Chemistry (Master of Science)
An M.S. degree in chemistry prepares students for careers in chemical sciences, biomedical sciences, catalysis, energy, environment, or materials science as well as other professional fields that apply strong research skills or basic chemical understanding. Because of the research-intensive graduate education at UVM, a description of research by classic chemical subdivision follows.
Analytical chemistry involves developing and applying instrumentation and chemical methods to solve problems across a range of chemistries and scientific disciplines. One focus is in electroanalytical chemistry studying redox processes of organometallic compounds, including electrocatalysis relevant to the environmental and biological applications. Another area focuses on the development of innovative methods and instruments to study the formation and chemistry of organic aerosols in the atmosphere. This work bridges the gap between analytical chemistry and atmospheric science, contributing to our understanding of the impact of aerosols on global climate through direct scattering of solar radiation and the formation of ice and water clouds. The third area develops mass spectrometry instrumentation and chemistries for addressing current problems in the biomedical sciences. Key foci are development of methods for advancing the rapidly growing field of proteomics and application of stable isotopically labeled tracers to answer questions of metabolism and metabolic diseases in humans.
Inorganic chemistry at UVM involves the study of main-group elements and transition metals in a variety of contexts, with applications in catalysis, energy, environment, and medicine. One example is the synthesis and characterization of inorganic particles, which can be functionalized for broad applications in heterogeneous catalysis, targeted drug delivery, and biological imaging. Another area of interest is spectroscopic and biochemical studies of metalloproteins, with the goal of using a detailed understanding of their structures to explain reaction patterns. Finally, a third example is the design of metal-based catalysts for chemical bond formation, which can be applied to the preparation of useful small molecules and novel polymeric materials.

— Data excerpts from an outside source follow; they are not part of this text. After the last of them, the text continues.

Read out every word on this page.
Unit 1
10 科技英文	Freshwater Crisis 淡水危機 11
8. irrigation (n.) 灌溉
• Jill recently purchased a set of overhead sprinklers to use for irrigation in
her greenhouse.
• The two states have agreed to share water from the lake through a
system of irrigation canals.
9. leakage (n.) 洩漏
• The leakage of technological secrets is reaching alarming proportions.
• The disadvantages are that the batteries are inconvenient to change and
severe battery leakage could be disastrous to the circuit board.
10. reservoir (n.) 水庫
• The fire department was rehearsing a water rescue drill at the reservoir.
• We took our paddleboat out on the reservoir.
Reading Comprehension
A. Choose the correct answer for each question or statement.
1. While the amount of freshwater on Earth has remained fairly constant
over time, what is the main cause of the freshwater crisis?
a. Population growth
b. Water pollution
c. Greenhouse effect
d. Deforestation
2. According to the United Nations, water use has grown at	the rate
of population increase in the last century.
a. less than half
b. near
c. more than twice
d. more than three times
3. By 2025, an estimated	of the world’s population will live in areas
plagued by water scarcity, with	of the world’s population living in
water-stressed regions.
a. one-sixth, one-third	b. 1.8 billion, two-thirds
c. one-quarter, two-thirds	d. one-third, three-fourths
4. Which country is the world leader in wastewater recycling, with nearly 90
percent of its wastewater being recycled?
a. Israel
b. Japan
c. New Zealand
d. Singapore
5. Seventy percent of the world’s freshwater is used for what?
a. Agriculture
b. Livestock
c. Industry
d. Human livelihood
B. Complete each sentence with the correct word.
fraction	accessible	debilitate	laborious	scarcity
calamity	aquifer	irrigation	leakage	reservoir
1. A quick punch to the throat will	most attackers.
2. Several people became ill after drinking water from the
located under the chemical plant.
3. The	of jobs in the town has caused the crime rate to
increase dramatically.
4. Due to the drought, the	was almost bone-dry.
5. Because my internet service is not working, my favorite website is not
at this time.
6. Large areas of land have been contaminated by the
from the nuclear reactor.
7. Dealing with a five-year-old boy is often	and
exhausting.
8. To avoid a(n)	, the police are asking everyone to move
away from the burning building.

Current research in organic chemistry includes the development of novel synthetic methodologies to prepare oxygen- and nitrogen-containing heterocyclic compounds, new ring fragmentation reactions and their applications in synthesis, development of efficient and stereoselective tandem/cascade reaction sequences, target-directed total synthesis of medicinally valuable natural products including macrolides, alkaloids, and terpenoids, biomimetic natural product synthesis, mechanistic studies of organic chemical reactions, development of 1,3-diaza-Claisen rearrangements and applications toward the synthesis of guanidine-containing natural products, and studies in bioorganic chemistry.
Physical chemistry research areas include three major areas of focus. The first is thermodynamics/kinetics of hydrogen absorption by metals, alloys, and intermetallic compounds with a view toward storage of hydrogen as a fuel. The second is utilization of TGA, IR, solid-state NMR, and powder X-ray diffraction in determining the structural features of layered zirconium phosphonates containing a mix of chromophores as pendant groups in the interlayer region. Subsequently, photophysics of the interlayer chromophores is explored via UV-vis and fluorescence spectroscopy. Third is the development of Co-59 NMR as a probe of metal tetrapyrrole electronic structure, and using NMR/MCD spectroscopies to elucidate tetrapyrrole-containing enzyme binding sites.
Requirements for Admission to Graduate Studies for the Degree of Master of Science
An undergraduate major in an appropriate field, minimally with course work in the four classic subdisciplines of chemistry (analytical, inorganic, organic, and physical). This is most commonly satisfied with a B.A., B.S., or equivalent degree in chemistry. Applicants with prior research experience are preferred. Satisfactory scores on the Graduate Record Examination general (aptitude) section is required.
Requirements for Advancement to Candidacy for the Degree of Master of Science
The requirements for admission to candidacy for the Master of Science degree are: (1) proficiency in three areas of chemistry evidenced by the biannual qualifying examinations or completion of designated courses at this university; (2) one semester of residence; (3) two credits of CHEM 318; (4) at least fifteen credits of formal course work including (a) six credits of graduate-level courses in the chemical field of specialization, (b) three credits of graduate-level chemistry courses not in the area of concentration, and (c) CHEM 381 (Seminar), and (5) maintenance of an overall point-hour ratio of 3.00.
Minimum Degree Requirements
The above prerequisites for admission to candidacy must be supplemented in either of the following two ways:
Option A (Thesis): Completion of twelve credits of Master’s Thesis Research (CHEM 391) and submission of a satisfactory thesis; and completion of at least thirty credits of graduate work (courses and Master’s Thesis Research).
Option B (Non-Thesis): Completion of six credits of Independent Literature Research Project (CHEM 395); and completion of at least thirty credits of graduate work (courses and Literature Research Project).
M.S. students should decide at the beginning of their program whether they will pursue Option A or Option B and inform the Department of Chemistry and the Graduate College of their decisions.